After spending almost two decades behind bars for a murder he didn’t commit, Darryl Eugene Hunt was found dead in his car Sunday. The Winston-Salem, North Carolina man was exonerated for the 1984 crime by DNA results that proved him innocent.
According to WCVB News, police have not released any details regarding Hunt’s death following the discovery of his body inside a vehicle. Hunt, 51, was reported missing Saturday evening, and a Silver Alert had been issued for him as a result.
Hunt was imprisoned for the murder of Deborah Sykes, a 26-year-old newspaper copy editor. Journal Now reports that Sykes and her husband had been living with her parents while the couple looked for a home in the Winston-Salem area after moving there from Tennessee.

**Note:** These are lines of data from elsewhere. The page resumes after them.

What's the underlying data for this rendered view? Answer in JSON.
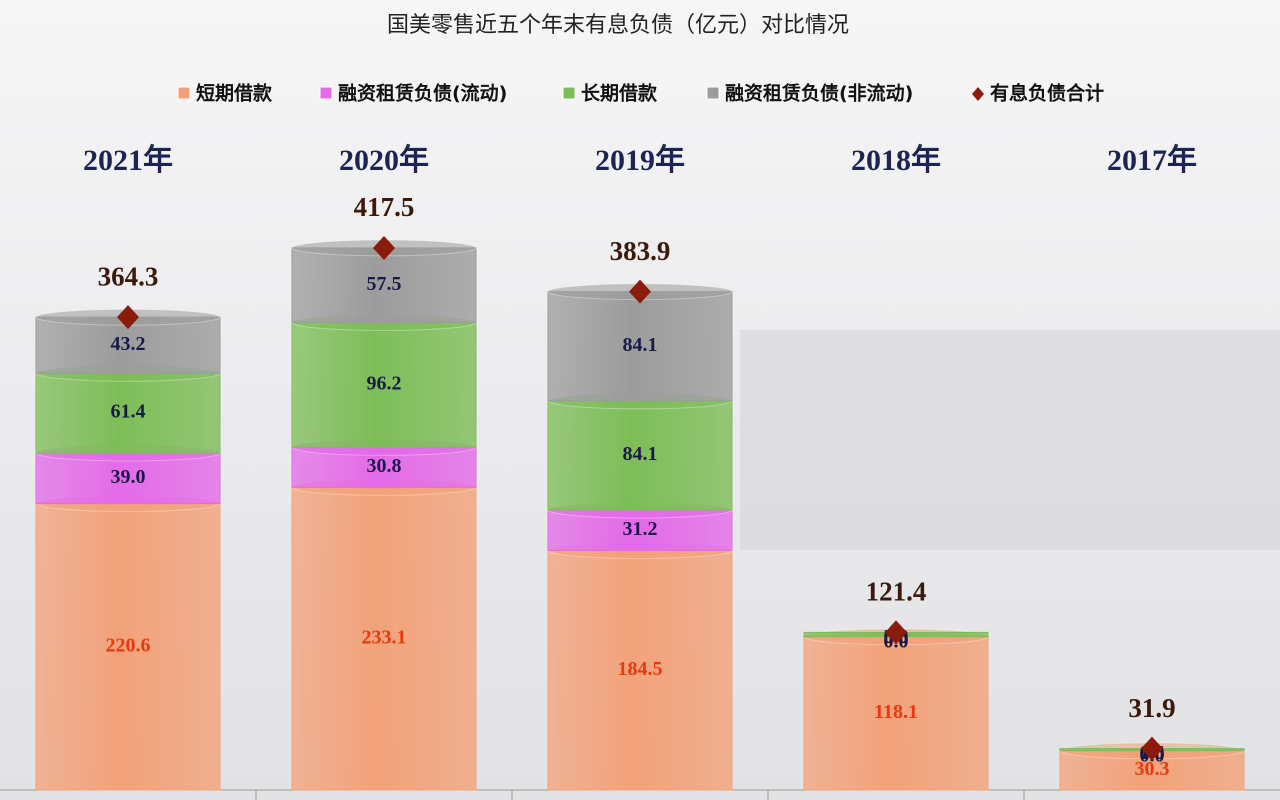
{
  "chart_data": {
    "type": "stacked-bar",
    "title": "国美零售近五个年末有息负债（亿元）对比情况",
    "categories": [
      "2021年",
      "2020年",
      "2019年",
      "2018年",
      "2017年"
    ],
    "series": [
      {
        "name": "短期借款",
        "color": "#f2a27a",
        "values": [
          220.6,
          233.1,
          184.5,
          118.1,
          30.3
        ],
        "value_labels": [
          "220.6",
          "233.1",
          "184.5",
          "118.1",
          "30.3"
        ]
      },
      {
        "name": "融资租赁负债(流动)",
        "color": "#e36ae8",
        "values": [
          39.0,
          30.8,
          31.2,
          0,
          0
        ],
        "value_labels": [
          "39.0",
          "30.8",
          "31.2",
          "0.0",
          "0.0"
        ]
      },
      {
        "name": "长期借款",
        "color": "#7dbd57",
        "values": [
          61.4,
          96.2,
          84.1,
          3.3,
          1.6
        ],
        "value_labels": [
          "61.4",
          "96.2",
          "84.1",
          "3.3",
          "1.6"
        ]
      },
      {
        "name": "融资租赁负债(非流动)",
        "color": "#9c9c9c",
        "values": [
          43.2,
          57.5,
          84.1,
          0,
          0
        ],
        "value_labels": [
          "43.2",
          "57.5",
          "84.1",
          "0.0",
          "0.0"
        ]
      }
    ],
    "total": {
      "name": "有息负债合计",
      "color": "#8b1c0c",
      "values": [
        364.3,
        417.5,
        383.9,
        121.4,
        31.9
      ]
    }
  }
}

In 2006, the documentary “The Trials of Darryl Hunt” premiered at the Sundance Film Festival, depicting Hunt’s story of wrongful conviction and subsequent exoneration for Sykes’ murder, according to IMDB.
According to Journal Now, on the morning of August 10, 1984, Sykes was headed to work, but never made it. She was sexually assaulted and stabbed to death at about 6 a.m. that day.
Sykes’ body was found not far from her workplace and just across the street from a high-rise apartment complex, reports Journal Now. According to the Innocence Project, a man discovered Sykes and called 911 to report an attack. Authorities spoke to the man and his friend, Hunt. The man later said he never called police, and yet another man came forward saying he had made the call.
The Innocence Project notes that another witness came forward saying he had seen Sykes with a man who matched Hunt’s description. The witness subsequently identified Hunt in a police lineup as that man.
In another strange twist, Hunt’s girlfriend at the time, who initially told authorities he had been with her when the crime took place, was arrested for an unrelated crime. She changed her story and said Hunt confessed to killing Sykes. According to the Innocence Project, she recanted that story prior to Hunt’s trial, but prosecutors used her statement anyway.
During Hunt’s trial, eyewitnesses claimed to have seen Hunt with Sykes before the murder. Testimony was also presented that indicated Hunt had been seen at a local hotel where bloody towels were found in the restroom, the Innocence Project reports. Hunt took the stand and told the jury he did not know Sykes and had nothing to do with her killing. Despite his testimony, the jury found Hunt guilty. He was sentenced to life in prison for Sykes’ murder.
Hunt appealed his conviction successfully in 1989 after a higher court found that the statements made by his girlfriend should not have been used in his trial because she had recanted her story, according to the Innocence Project. Hunt was released on bond while prosecutors prepared to try him again for Sykes’ killing. They offered him a plea deal, which involved Hunt saying he was guilty and being sentenced to five years, the time he had already served. Hunt refused and a second trial took place, where he was again found guilty of killing Sykes.
Although in 1994 testing indicated that the DNA found on Sykes did not match Hunt, his appeal for release was denied “on the grounds that the new evidence did not prove innocence,” reports the Innocence Project.
However, a decade later in 2004, the crime scene DNA was run once again and matched a man already behind bars for murder. The DNA was that of Willard E. Brown, who confessed to killing Sykes.
TWC News reports that before Hunt was found dead Sunday, his attorney called police saying no one had seen him for a week. Police are currently investigating his death.